AHRQ would see its NITRD funding increase to $55.0 million for FY 2004, from $15.0 million in FY 2003 - an increase of $40.0 million. AHRQ focuses on research into state-of-the-art IT for use in health care applications such as computer-based patient records, clinical decision support systems, and standards for patient care data.
Department of Energy (DOE): IT R&D activities in DOE's Office of Science and NNSA constitute DOE's participation in NITRD. The Office of Science focuses on computational and networking tools that enable researchers to model, simulate, analyze, and predict complex physical, chemical and biological phenomena important to the department's overall mission. NNSA supports research developing new means of assessing the performance, safety, and reliability of nuclear weapons systems through high-fidelity computer models and simulations. Under the President's plan DOE NITRD funding would be $317 million for FY 2004, an increase of 2.3 percent, or $7 million, over the FY 2003 requested level.

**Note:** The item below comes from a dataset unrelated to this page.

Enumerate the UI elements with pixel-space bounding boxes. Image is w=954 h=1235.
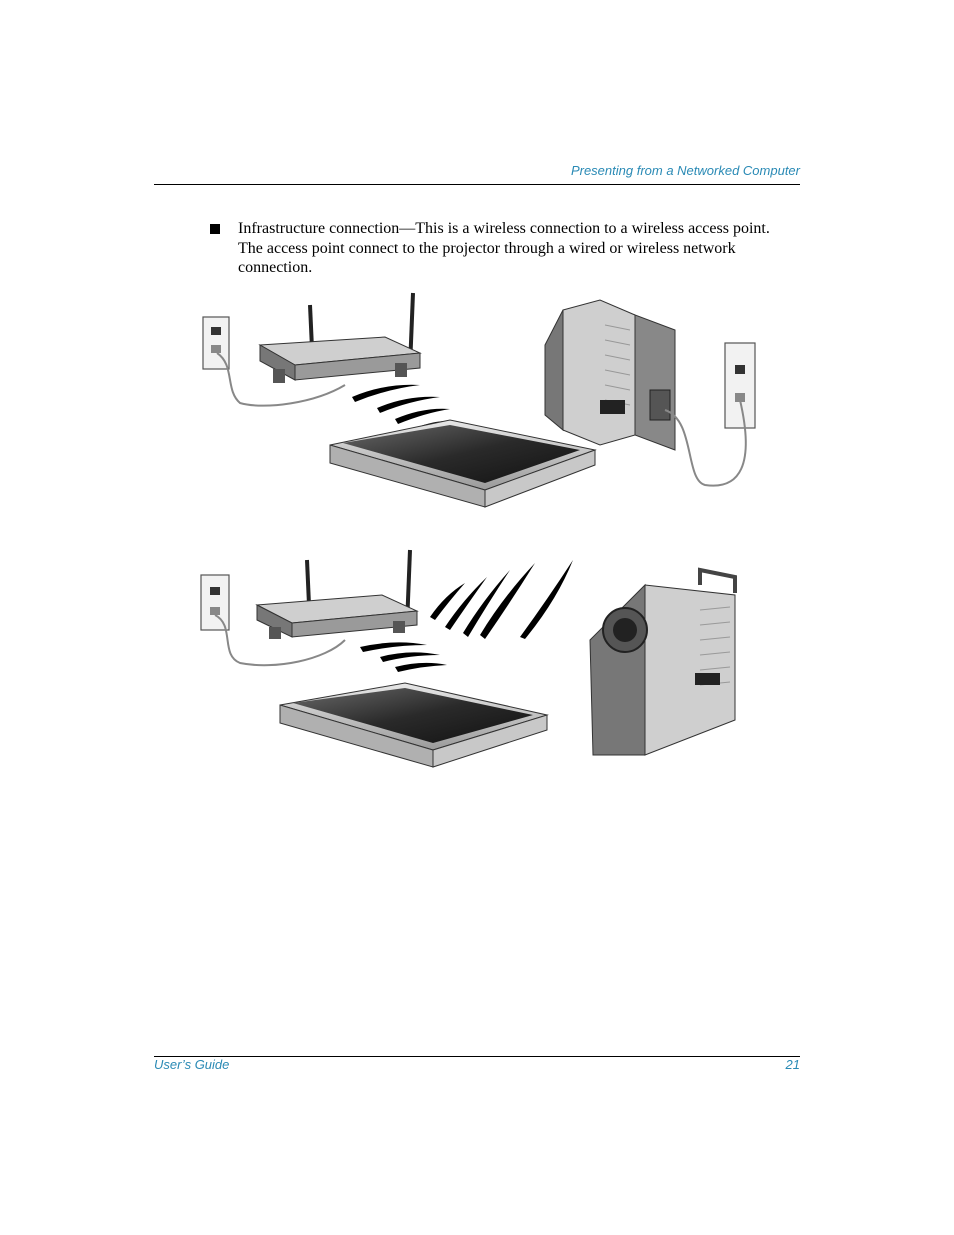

National Aeronautics and Space Administration (NASA): Under the
President's plan, NASA would see largest percentage decrease in IT funding
for FY 2004 of any NITRD agency. NASA NITRD funding would shrink 8 percent
for FY 2004, down $18 million over the FY 2003 request to $195 million.

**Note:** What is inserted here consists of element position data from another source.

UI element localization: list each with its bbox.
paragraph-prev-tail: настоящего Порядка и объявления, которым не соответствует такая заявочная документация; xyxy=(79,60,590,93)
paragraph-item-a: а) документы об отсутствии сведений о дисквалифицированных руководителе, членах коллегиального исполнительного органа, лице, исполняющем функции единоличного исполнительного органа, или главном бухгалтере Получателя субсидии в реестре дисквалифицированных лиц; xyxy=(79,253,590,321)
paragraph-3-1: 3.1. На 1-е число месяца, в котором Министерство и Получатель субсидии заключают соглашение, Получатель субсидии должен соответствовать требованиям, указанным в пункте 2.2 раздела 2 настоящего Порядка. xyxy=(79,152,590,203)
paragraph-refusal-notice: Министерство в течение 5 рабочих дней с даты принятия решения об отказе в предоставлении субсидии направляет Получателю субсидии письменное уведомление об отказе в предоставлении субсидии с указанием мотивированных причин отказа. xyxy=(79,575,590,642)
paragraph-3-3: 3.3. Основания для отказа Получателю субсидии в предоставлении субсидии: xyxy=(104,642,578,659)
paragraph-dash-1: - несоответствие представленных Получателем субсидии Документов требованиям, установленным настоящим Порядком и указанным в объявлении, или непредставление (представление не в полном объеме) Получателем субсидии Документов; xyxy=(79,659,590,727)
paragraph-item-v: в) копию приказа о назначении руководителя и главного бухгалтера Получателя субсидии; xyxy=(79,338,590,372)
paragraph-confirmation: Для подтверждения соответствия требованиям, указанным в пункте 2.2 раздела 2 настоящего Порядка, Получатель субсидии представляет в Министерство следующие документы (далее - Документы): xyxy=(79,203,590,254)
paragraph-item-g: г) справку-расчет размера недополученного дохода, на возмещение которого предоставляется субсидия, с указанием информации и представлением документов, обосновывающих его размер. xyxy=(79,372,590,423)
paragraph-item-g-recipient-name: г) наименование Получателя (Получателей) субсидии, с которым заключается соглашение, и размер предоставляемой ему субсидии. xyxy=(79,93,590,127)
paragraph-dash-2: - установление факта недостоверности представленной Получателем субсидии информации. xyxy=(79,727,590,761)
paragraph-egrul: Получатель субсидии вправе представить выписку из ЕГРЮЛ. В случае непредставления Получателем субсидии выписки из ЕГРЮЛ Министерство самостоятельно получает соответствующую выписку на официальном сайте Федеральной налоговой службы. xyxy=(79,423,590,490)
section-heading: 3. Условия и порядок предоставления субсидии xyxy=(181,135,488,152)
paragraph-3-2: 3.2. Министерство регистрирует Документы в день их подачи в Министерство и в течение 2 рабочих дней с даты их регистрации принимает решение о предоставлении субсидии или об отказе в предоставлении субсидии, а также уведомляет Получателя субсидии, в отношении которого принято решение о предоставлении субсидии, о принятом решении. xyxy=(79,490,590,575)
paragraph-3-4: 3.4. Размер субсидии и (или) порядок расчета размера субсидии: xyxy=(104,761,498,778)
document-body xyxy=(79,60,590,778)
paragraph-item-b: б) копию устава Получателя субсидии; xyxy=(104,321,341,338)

This change in requested level reflects a one-time funding increase in
FY 2003 for High End Computing Infrastructure and Applications at NASA.
NASA IT funding is focused on advancing the agency's mission to extend
U.S. technological leadership to benefit the U.S. aeronautics, Earth and
space science, and spaceborne research communities. NASA, NIH, and NSF
are alone among NITRD agencies in their support of research efforts in
all seven NITRD program component areas.
NOAA supports IT research in emerging computer technologies for improved climate modeling and weather forecasting, and for improved communications technologies to disseminate weather products and warnings to emergency responders, policymakers, and the general public.
Environmental Protection Agency: The EPA would receive $2 million
in FY 2004 under the President's plan, the same amount it received in
FY 2003 (and FY 2002). EPA intends to use that funding to support IT technologies
that facilitate ecosystem modeling, risk assessment, and environmental
decision making at the federal, state, and local levels.